The largest and the loudest of the group is Phil Burton, rumpled and always standing just a little too close to the person to whom he's talking. Burton brought the rough manners and leftist politics of San Francisco's old dockworkers' unions to the House in 1964, where he was a kind of pariah, one of a handful who voted to abolish the House Un-American Activities Committee; standing here now, he seems destined to become House Majority Leader, head of a party with 2-to-1 control of the House. Next to him, smiling cheerfully, is George Moscone, just elected mayor of San Francisco in the first city election in which gays were a major political factor. Nearby are San Francisco legislators Leo McCarthy, Speaker of the California Assembly, and Willie Brown, who delivered the stirring "Give me back my delegation" speech at the 1972 National Convention. From the East Bay is Pete Stark, the former "peace banker" now on the House Ways and Means Committee. Don Edwards, the civil libertarian who, as a senior member of the Judiciary Committee, helped lead the fight to impeach Richard Nixon, is from San Jose. And from the working-class suburbs of the Peninsula is local politico-turned-congressman Leo Ryan.
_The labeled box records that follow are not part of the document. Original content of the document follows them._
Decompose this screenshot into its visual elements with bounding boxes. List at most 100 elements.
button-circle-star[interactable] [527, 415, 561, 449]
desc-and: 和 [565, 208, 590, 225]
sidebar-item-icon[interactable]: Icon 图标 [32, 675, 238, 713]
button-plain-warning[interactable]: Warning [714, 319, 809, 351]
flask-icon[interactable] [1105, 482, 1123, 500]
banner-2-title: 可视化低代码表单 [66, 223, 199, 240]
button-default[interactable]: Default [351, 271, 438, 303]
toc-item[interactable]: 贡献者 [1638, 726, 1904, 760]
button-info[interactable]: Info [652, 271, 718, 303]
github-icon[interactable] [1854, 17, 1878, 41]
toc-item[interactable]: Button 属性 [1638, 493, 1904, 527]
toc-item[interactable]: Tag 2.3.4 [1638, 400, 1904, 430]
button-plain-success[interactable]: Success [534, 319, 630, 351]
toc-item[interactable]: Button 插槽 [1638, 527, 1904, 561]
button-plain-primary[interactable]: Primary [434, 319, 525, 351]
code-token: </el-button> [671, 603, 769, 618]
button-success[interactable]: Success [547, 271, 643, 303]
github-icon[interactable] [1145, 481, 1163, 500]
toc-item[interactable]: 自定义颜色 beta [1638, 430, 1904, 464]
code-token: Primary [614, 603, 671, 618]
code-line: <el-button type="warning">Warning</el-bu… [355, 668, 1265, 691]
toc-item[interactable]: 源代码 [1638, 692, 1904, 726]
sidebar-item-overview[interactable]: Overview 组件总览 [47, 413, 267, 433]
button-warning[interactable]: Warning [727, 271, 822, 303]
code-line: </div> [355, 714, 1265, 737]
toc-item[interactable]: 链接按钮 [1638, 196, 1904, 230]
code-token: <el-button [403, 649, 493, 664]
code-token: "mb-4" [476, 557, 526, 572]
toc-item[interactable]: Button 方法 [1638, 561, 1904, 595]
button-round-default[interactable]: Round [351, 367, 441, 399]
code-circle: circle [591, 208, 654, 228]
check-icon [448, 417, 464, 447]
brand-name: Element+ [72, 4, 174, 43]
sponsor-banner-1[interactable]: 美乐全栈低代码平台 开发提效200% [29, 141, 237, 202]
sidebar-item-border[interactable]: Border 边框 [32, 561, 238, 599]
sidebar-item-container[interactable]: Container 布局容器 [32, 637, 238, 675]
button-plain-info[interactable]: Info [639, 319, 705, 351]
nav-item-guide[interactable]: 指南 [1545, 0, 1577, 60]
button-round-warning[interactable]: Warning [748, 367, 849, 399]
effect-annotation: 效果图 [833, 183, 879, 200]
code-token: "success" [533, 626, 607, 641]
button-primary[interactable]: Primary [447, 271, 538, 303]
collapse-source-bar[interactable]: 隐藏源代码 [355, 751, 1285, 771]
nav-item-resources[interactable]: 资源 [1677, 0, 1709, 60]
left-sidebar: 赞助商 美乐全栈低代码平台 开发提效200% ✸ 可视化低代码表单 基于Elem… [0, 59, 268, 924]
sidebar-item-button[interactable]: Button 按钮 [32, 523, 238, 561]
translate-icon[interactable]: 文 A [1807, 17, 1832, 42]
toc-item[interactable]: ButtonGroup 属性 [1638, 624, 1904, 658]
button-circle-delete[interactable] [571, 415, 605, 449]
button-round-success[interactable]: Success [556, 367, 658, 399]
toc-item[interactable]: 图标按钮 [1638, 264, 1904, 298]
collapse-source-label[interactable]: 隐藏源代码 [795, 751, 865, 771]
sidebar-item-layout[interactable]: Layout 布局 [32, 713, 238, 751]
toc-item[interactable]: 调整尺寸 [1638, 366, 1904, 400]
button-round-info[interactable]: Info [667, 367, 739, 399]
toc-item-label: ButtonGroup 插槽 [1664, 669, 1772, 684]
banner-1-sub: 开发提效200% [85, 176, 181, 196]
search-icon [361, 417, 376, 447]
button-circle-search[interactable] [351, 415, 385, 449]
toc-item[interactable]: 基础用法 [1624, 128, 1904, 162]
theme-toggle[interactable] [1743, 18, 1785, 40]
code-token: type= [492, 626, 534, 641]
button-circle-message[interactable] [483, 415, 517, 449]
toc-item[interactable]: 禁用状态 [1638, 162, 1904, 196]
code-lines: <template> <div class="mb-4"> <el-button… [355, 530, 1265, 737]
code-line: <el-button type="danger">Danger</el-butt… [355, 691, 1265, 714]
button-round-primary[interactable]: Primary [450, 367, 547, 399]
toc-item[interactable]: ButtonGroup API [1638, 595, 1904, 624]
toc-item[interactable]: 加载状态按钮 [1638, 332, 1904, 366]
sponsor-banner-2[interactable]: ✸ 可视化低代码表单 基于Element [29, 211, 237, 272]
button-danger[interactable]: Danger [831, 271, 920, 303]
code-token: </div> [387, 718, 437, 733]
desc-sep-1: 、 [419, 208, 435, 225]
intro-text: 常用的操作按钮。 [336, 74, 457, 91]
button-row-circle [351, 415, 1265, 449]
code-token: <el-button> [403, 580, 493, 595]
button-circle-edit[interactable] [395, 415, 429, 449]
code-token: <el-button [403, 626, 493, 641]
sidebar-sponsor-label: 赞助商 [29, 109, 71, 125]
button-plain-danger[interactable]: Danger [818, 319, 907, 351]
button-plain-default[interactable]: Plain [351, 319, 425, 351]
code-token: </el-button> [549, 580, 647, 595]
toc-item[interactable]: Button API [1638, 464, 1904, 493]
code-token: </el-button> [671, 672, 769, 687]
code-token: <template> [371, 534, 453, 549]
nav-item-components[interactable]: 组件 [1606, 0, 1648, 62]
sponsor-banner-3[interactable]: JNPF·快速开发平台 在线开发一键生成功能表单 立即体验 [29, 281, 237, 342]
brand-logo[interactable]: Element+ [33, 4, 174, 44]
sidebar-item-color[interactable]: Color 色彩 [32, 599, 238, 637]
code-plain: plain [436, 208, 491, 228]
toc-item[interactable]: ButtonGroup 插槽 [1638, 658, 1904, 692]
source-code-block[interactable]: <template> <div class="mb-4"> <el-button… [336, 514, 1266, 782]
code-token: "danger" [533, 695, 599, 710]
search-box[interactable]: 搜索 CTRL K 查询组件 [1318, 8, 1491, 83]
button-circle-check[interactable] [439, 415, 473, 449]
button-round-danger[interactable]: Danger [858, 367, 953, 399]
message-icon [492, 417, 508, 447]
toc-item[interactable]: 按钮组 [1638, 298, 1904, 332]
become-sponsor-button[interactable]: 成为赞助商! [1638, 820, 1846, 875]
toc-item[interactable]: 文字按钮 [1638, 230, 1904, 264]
Standing apart, typically, is Jerry Brown, at 38 already the Governor of California and a presidential candidate who has beaten Carter in several primaries, a new kind of Democrat with prospects of being President himself some day.

They stand waiting for a politician they scarcely know, whom they back more from a sense that his victory is inevitable than out of any political conviction--they approach this meeting with the cynicism of successful politicians and the justified mistrust of allies thrust upon them. In 1976 a lifetime of political domination and public policy making seemed to be ahead of them. The Democrats would soon control the White House, two-thirds of the House, almost two-thirds of the Senate. They seemed sure to appoint most of the federal judges and Supreme Court Justices. They controlled the governments of big states such as California and of most small states. America's newest generation of voters, the baby boomers, seemed even more Democratic than their New Dealer elders. Articulate opinion, in newspapers and on television, in the universities and even among many corporate executives, seemed solidly Democratic.

But for these Democrats on the Tarmac, who represented the disparate strands of their party--South as well as North, suburbs as well as big city, working class and Catholic and labor and liberal and intellectual--the disappointment and professional failure ahead was to be of monumental proportions. Some met tragic fates: In 1978, Ryan was murdered in Guyana by fanatic followers of a cult led by Jim Jones. The same year, Moscone was murdered in his City Hall office by a disgruntled former city council supervisor. Burton lost the majority leader's job to Jim Wright of Texas in 1976 by exactly one vote, and died of a heart attack seven years later. McCarthy was ousted from the Speakership by his majority leader, Howard Berman, in 1980, who then lost the post to the wily Willie Brown. Jerry Brown, reelected to the governorship in 1978, was unable to win election to the Senate in 1982.

Only Stark and Edwards still have successful political careers, though both have suffered setbacks: Stark's catastrophic health-care bill, enacted in 1988, was repealed in 1989 after a wave of protest from voters, and the Civil Rights Restoration Act, which Edwards shepherded through Congress in 1990, was vetoed by President George Bush as so-called quota legislation and is still the center of much conflict.

But the most monumental disappointment was the career of the man they were waiting to greet. Jimmy Carter won only 51% of the vote when he was elected president in 1976, and was turned out of office four years later by Ronald Reagan, a politician whom these Democrats and most political pundits dismissed as an extremist and a 65-year-old has-been.

What happened? What went wrong for these Democrats--and for the party in general? Why are the Democrats, who have won only one of the past six presidential elections, seemingly locked out of the White House and on the defensive with American voters?